Conseils pratiques pour la répétition

  • Volume et placement : En répète, il faut trouver le bon équilibre entre "son massif" et "masquage" : baissez le niveau d'ampli si nécessaire, mais gardez la basse et le bas moyen clairs pour que la batterie et la basse cohabitent.
  • EQ dans la pédale : si votre saturation n'a pas d'EQ, utilisez l'égalisation de l'ampli. Taillez le bas si c'est boueux (100 Hz), poussez les bas-médiums pour la présence (200–800 Hz) et ajoutez un peu de brillant si le riff se perd.
  • Utilisez le pré-delay sur la reverb : un court pré-delay (20–40 ms) permet aux notes percussives du riff d'arriver avant la reverb, gardant l'attaque claire.
  • Delay en pré ou post reverb ? Je préfère delay avant reverb pour que les répétitions apparaissent plus naturelles dans l'espace. Ça permet aussi de switcher la reverb sans affecter le tempo des répétitions.
  • Tap tempo : indispensable.

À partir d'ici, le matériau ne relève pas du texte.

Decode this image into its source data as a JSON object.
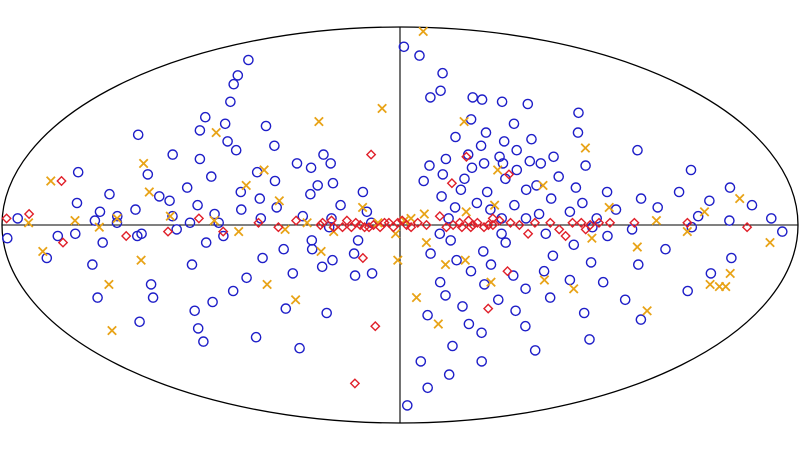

Si la pédale n'en a pas, essayez d'utiliser la boîte du batteur ou de vous caler sur la caisse claire — mais le tap évite les approximations qui bouffent le groove.
  • Réglages repères : notez trois presets par morceau : riff (gain + delay court), break (reverb + delay ambient), lead (sustain augmenté + repeats modulés). Même sur pédales analogiques, on peut mémoriser les réglages écrits.

Tableau récapitulatif rapide

RôleObjectifExemples de pédales
Saturation/DriveDéfinir le grain et pousser l'ampliWampler, MXR, Big Muff, Boss OD
DelayCréer des motifs répétitifs et de l'espace rythmiqueTC Flashback, Boss DD-8, Strymon Timeline
ReverbDonner profondeur et textureStrymon BlueSky/BigSky, Neunaber, Boss RV-6

Dernières astuces de terrain

Si vous ne pouvez vraiment prendre que deux pédales, privilégiez saturation + delay : vous aurez la carrure et les répétitions pour remplir le mix sans que tout ne flotte. Et si votre ampli a une excellente reverb intégrée, exploitez-la plutôt que d'ajouter une pédale supplémentaire.

Enfin, testez toujours en contexte : ce qui sonne énorme en solo peut s'entendre différemment au sein du groupe. Demandez au batteur et à la bassiste de jouer certains passages à volume répète et ajustez. Le post-metal vit des dynamiques ; votre chaîne d'effets doit les servir, pas les écraser.